The ECB should continue to reduce rates and introduce quantitative easing to fight the euro area’s worst recession since World War II, the Organization for Economic Cooperation and Development said today in a report.

Losses in the dollar may be tempered on speculation the U.S. government’s efforts to stem the nation’s financial crisis will help the world’s biggest economy recover.

Dollar Index

The government and the Federal Reserve committed $12.8 trillion, an amount that approaches the value of everything produced in the country last year, to ease the recession.

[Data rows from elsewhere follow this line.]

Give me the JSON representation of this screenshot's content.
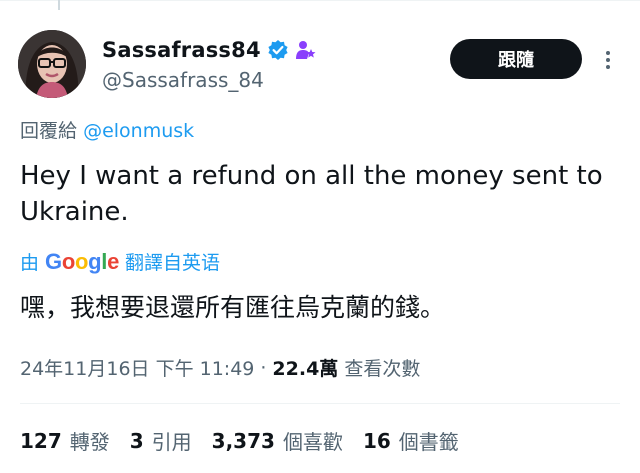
{
  "user": {
    "display_name": "Sassafrass84",
    "handle": "@Sassafrass_84",
    "verified_icon": "verified-badge-icon",
    "affiliate_icon": "person-star-icon"
  },
  "follow_label": "跟隨",
  "reply": {
    "prefix": "回覆給",
    "mention": "@elonmusk"
  },
  "tweet_text": "Hey I want a refund on all the money sent to Ukraine.",
  "translation": {
    "prefix": "由",
    "provider": "Google",
    "suffix": "翻譯自英语",
    "text": "嘿，我想要退還所有匯往烏克蘭的錢。"
  },
  "meta": {
    "timestamp": "24年11月16日 下午 11:49",
    "separator": "·",
    "views_count": "22.4萬",
    "views_label": "查看次數"
  },
  "stats": [
    {
      "count": "127",
      "label": "轉發"
    },
    {
      "count": "3",
      "label": "引用"
    },
    {
      "count": "3,373",
      "label": "個喜歡"
    },
    {
      "count": "16",
      "label": "個書籤"
    }
  ],
  "colors": {
    "accent": "#1d9bf0",
    "text": "#0f1419",
    "muted": "#536471",
    "affiliate": "#8a3ffc"
  }
}
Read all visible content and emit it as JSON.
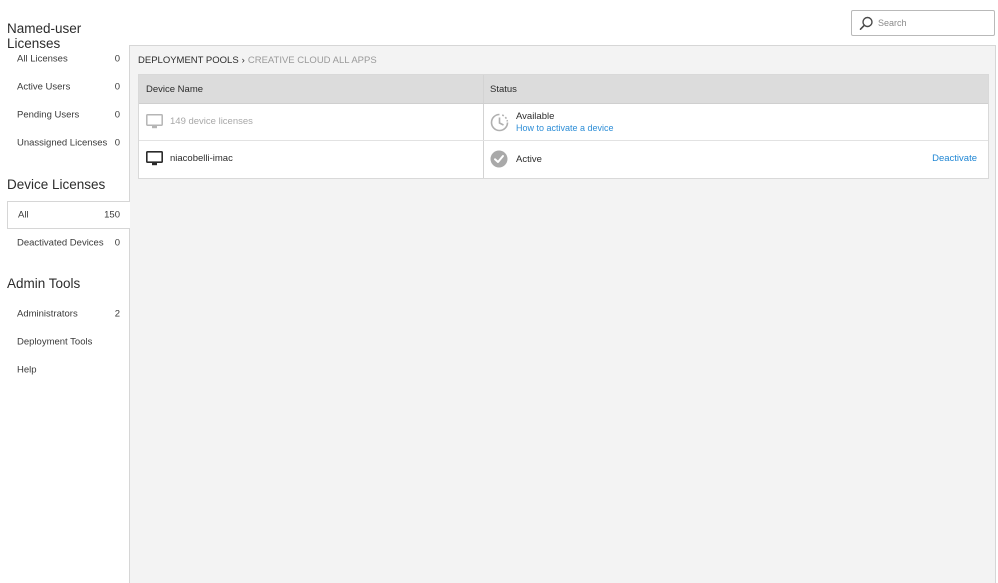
{
  "sidebar": {
    "named_user": {
      "title": "Named-user Licenses",
      "items": [
        {
          "label": "All Licenses",
          "count": "0"
        },
        {
          "label": "Active Users",
          "count": "0"
        },
        {
          "label": "Pending Users",
          "count": "0"
        },
        {
          "label": "Unassigned Licenses",
          "count": "0"
        }
      ]
    },
    "device": {
      "title": "Device Licenses",
      "items": [
        {
          "label": "All",
          "count": "150",
          "selected": true
        },
        {
          "label": "Deactivated Devices",
          "count": "0"
        }
      ]
    },
    "admin": {
      "title": "Admin Tools",
      "items": [
        {
          "label": "Administrators",
          "count": "2"
        },
        {
          "label": "Deployment Tools",
          "count": ""
        },
        {
          "label": "Help",
          "count": ""
        }
      ]
    }
  },
  "search": {
    "placeholder": "Search",
    "value": ""
  },
  "breadcrumb": {
    "root": "DEPLOYMENT POOLS",
    "separator": "›",
    "current": "CREATIVE CLOUD ALL APPS"
  },
  "table": {
    "columns": [
      "Device Name",
      "Status"
    ],
    "rows": [
      {
        "device_name": "149 device licenses",
        "device_icon": "monitor-icon",
        "status": "Available",
        "status_icon": "pending-clock-icon",
        "status_link": "How to activate a device",
        "action": ""
      },
      {
        "device_name": "niacobelli-imac",
        "device_icon": "monitor-icon",
        "status": "Active",
        "status_icon": "checkmark-circle-icon",
        "status_link": "",
        "action": "Deactivate"
      }
    ]
  },
  "colors": {
    "link": "#2d8ed7",
    "panel_bg": "#f3f3f3",
    "header_bg": "#dcdcdc",
    "muted": "#a8a8a8"
  }
}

The Dollar Index headed for a fourth quarterly gain, the longest stretch since 2005, after President Barack Obama yesterday gave General Motors Corp. 60 days to develop a new strategy and provided Chrysler LLC with 30 days to complete a partnership with Italy’s Fiat SpA. Obama also told the companies to “fundamentally restructure” or lose government aid.

“The U.S. is acting decisively and quickly to resolve the carmakers’ problems, which would be good for the overall economy,” said Ryohei Muramatsu, manager of Group Treasury Asia in Tokyo at Commerzbank AG, Germany’s second-largest lender. “This is positive for the dollar.”

Fed Governor Elizabeth Duke said in Charlotte, North Carolina yesterday the central bank is “committed to employing all available tools to promote economic recovery and to preserve price stability.”

The Dollar Index, which the ICE uses to track the greenback against the euro, yen, pound, Canadian dollar, Swiss franc and Swedish krona, declined to 85.218, from 85.869 yesterday, when it reached 86.125, the highest level since March 18.